Python Forum

Full Version: pivot
You're currently viewing a stripped down version of our content. View the full version with proper formatting.
Hello,
could someone help me please with a special programming question:

I have a dataframe like this:

Datum Mitarbeiter Tageszeit
0 01.01.2023 M51 V
10 01.01.2023 M51 N
37 02.01.2023 M53 V
91 02.01.2023 M51 V
506 02.01.2023 M53 N
... ... ... ...
323288 04.12.2024 M53 N
323608 05.12.2024 M53 V
324199 05.12.2024 M34 N
324210 05.12.2024 M53 N
324419 06.12.2024 M53 V

I would need to calculate a table like this

Datum Tageszeit M51 M53 M34
04.12.2024 V 0 0 0
04.12.2024 N 0 X 0

Where X is set if there is an entry in the original table at e.g. Datum 04.12.2024 Tageszeit V for Mitarbeiter M51 or Mitarbeiter M34 and a 0 if there is not.
V means noon, N means afternoon.

How can I achieve this. I was thinking for a pivot table, but I have no idea how to do this.

Regards,
Gunthert
Don't know how I clicked on this old post, but I did.

I tried pandas .pivot() and .pivot_table() without success, probably I did it wrong.

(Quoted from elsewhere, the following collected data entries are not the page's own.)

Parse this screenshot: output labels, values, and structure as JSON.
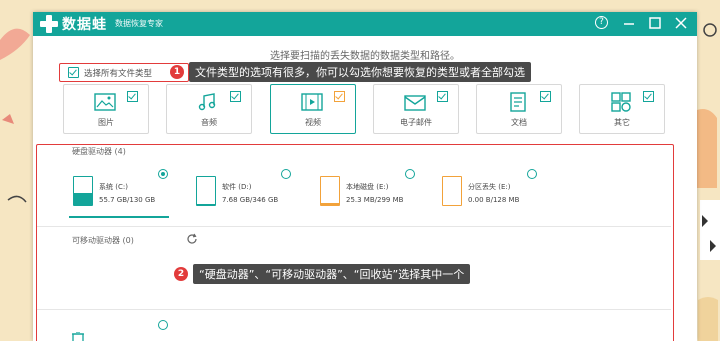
{
  "app": {
    "name": "数据蛙",
    "subtitle": "数据恢复专家",
    "icons": [
      "help-icon",
      "minimize-icon",
      "maximize-icon",
      "close-icon"
    ]
  },
  "instruction": "选择要扫描的丢失数据的数据类型和路径。",
  "select_all_label": "选择所有文件类型",
  "annotations": [
    {
      "number": "1",
      "text": "文件类型的选项有很多，你可以勾选你想要恢复的类型或者全部勾选"
    },
    {
      "number": "2",
      "text": "“硬盘动器”、“可移动驱动器”、“回收站”选择其中一个"
    }
  ],
  "categories": [
    {
      "label": "图片",
      "icon": "image-icon",
      "checked": true
    },
    {
      "label": "音频",
      "icon": "music-icon",
      "checked": true
    },
    {
      "label": "视频",
      "icon": "video-icon",
      "checked": true
    },
    {
      "label": "电子邮件",
      "icon": "email-icon",
      "checked": true
    },
    {
      "label": "文档",
      "icon": "document-icon",
      "checked": true
    },
    {
      "label": "其它",
      "icon": "other-icon",
      "checked": true
    }
  ],
  "hard_drives": {
    "label": "硬盘驱动器 (4)",
    "drives": [
      {
        "name": "系统 (C:)",
        "size": "55.7 GB/130 GB",
        "usage": 0.43,
        "selected": true
      },
      {
        "name": "软件 (D:)",
        "size": "7.68 GB/346 GB",
        "usage": 0.02,
        "selected": false
      },
      {
        "name": "本地磁盘 (E:)",
        "size": "25.3 MB/299 MB",
        "usage": 0.08,
        "selected": false
      },
      {
        "name": "分区丢失 (E:)",
        "size": "0.00  B/128 MB",
        "usage": 0.0,
        "selected": false
      }
    ]
  },
  "removable": {
    "label": "可移动驱动器 (0)",
    "icon": "refresh-icon"
  },
  "colors": {
    "brand": "#13a59a",
    "highlight": "#e23b3b",
    "accent": "#f2a23a"
  }
}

But you can get the data in a basic way by using:

list_df = df.values.tolist()
Now you have a list of lists with all the contents of your df. Lists are fairly easy to manipulate.

from io import StringIO
import pandas as pd

# small data taken from your post
data = StringIO("""Datum Mitarbeiter Tageszeit
01.01.2023 M51 V
01.01.2023 M51 N
02.01.2023 M53 V
02.01.2023 M51 V
02.01.2023 M53 N
04.12.2024 M53 N
05.12.2024 M53 V
05.12.2024 M34 N
05.12.2024 M53 N
06.12.2024 M53 V""")

# read the data as csv although we don't have a csv
df = pd.read_csv(data, sep=" ")

# get a list of unique Mitarbeiterzeichen
mitwirker = list(set(df['Mitarbeiter'].tolist()))
# sort the result, der Schönheit wegen
mitwirker.sort()
# die anderen gewünschten Zeilen im Resultat
extra_zeilen = ['Datum', 'Tageszeit']
df2_columns = extra_zeilen + mitwirker
# mach eine Liste voller Indexnummern
indexnums = [i for i in range(len(df))]
# create a df full of NaN, but with index
df2 = pd.DataFrame(columns=df2_columns, index=indexnums)

# get all values in df as a list of lists
# in this case, each sub-list has 3 elements: Datum, Mitarbeiter, Tageszeit
list_df = df.values.tolist()
# mach ne Kopie von df2 als Arbeitskopie
test = df2.copy()
# spiele die Werte von list_df in test hinein
for i in range(len(list_df)):
    test.loc[i,['Datum']] = list_df[i][0]
    test.loc[i,['Tageszeit']] = list_df[i][2]
    test.loc[i,[list_df[i][1]]] = 'X'

# überschreibe NaN mit Null
resultat = test.fillna(0)
Result:

Output:
Datum Tageszeit M34 M51 M53 0 01.01.2023 V 0 X 0 1 01.01.2023 N 0 X 0 2 02.01.2023 V 0 0 X 3 02.01.2023 V 0 X 0 4 02.01.2023 N 0 0 X 5 04.12.2024 N 0 0 X 6 05.12.2024 V 0 0 X 7 05.12.2024 N X 0 0 8 05.12.2024 N 0 0 X 9 06.12.2024 V 0 0 X
I managed to get pivot_table() to work, you need to get the aggfunc parameter correct. By default it is "mean", but there is no "mean" from V and N.

pivot_df = pd.pivot_table(dp, index=["Datum"], columns=["Mitarbeiter"], values="Tageszeit", aggfunc="sum") # yes
resultat = pivot_df.fillna(0) # ok
Gives:

Output:
Mitarbeiter M34 M51 M53 Datum 01.01.2023 0 VN 0 02.01.2023 0 V VN 04.12.2024 0 0 N 05.12.2024 N 0 VN 06.12.2024 0 0 V
From this we can see, M34 is a lazy ·[expletive deleted]!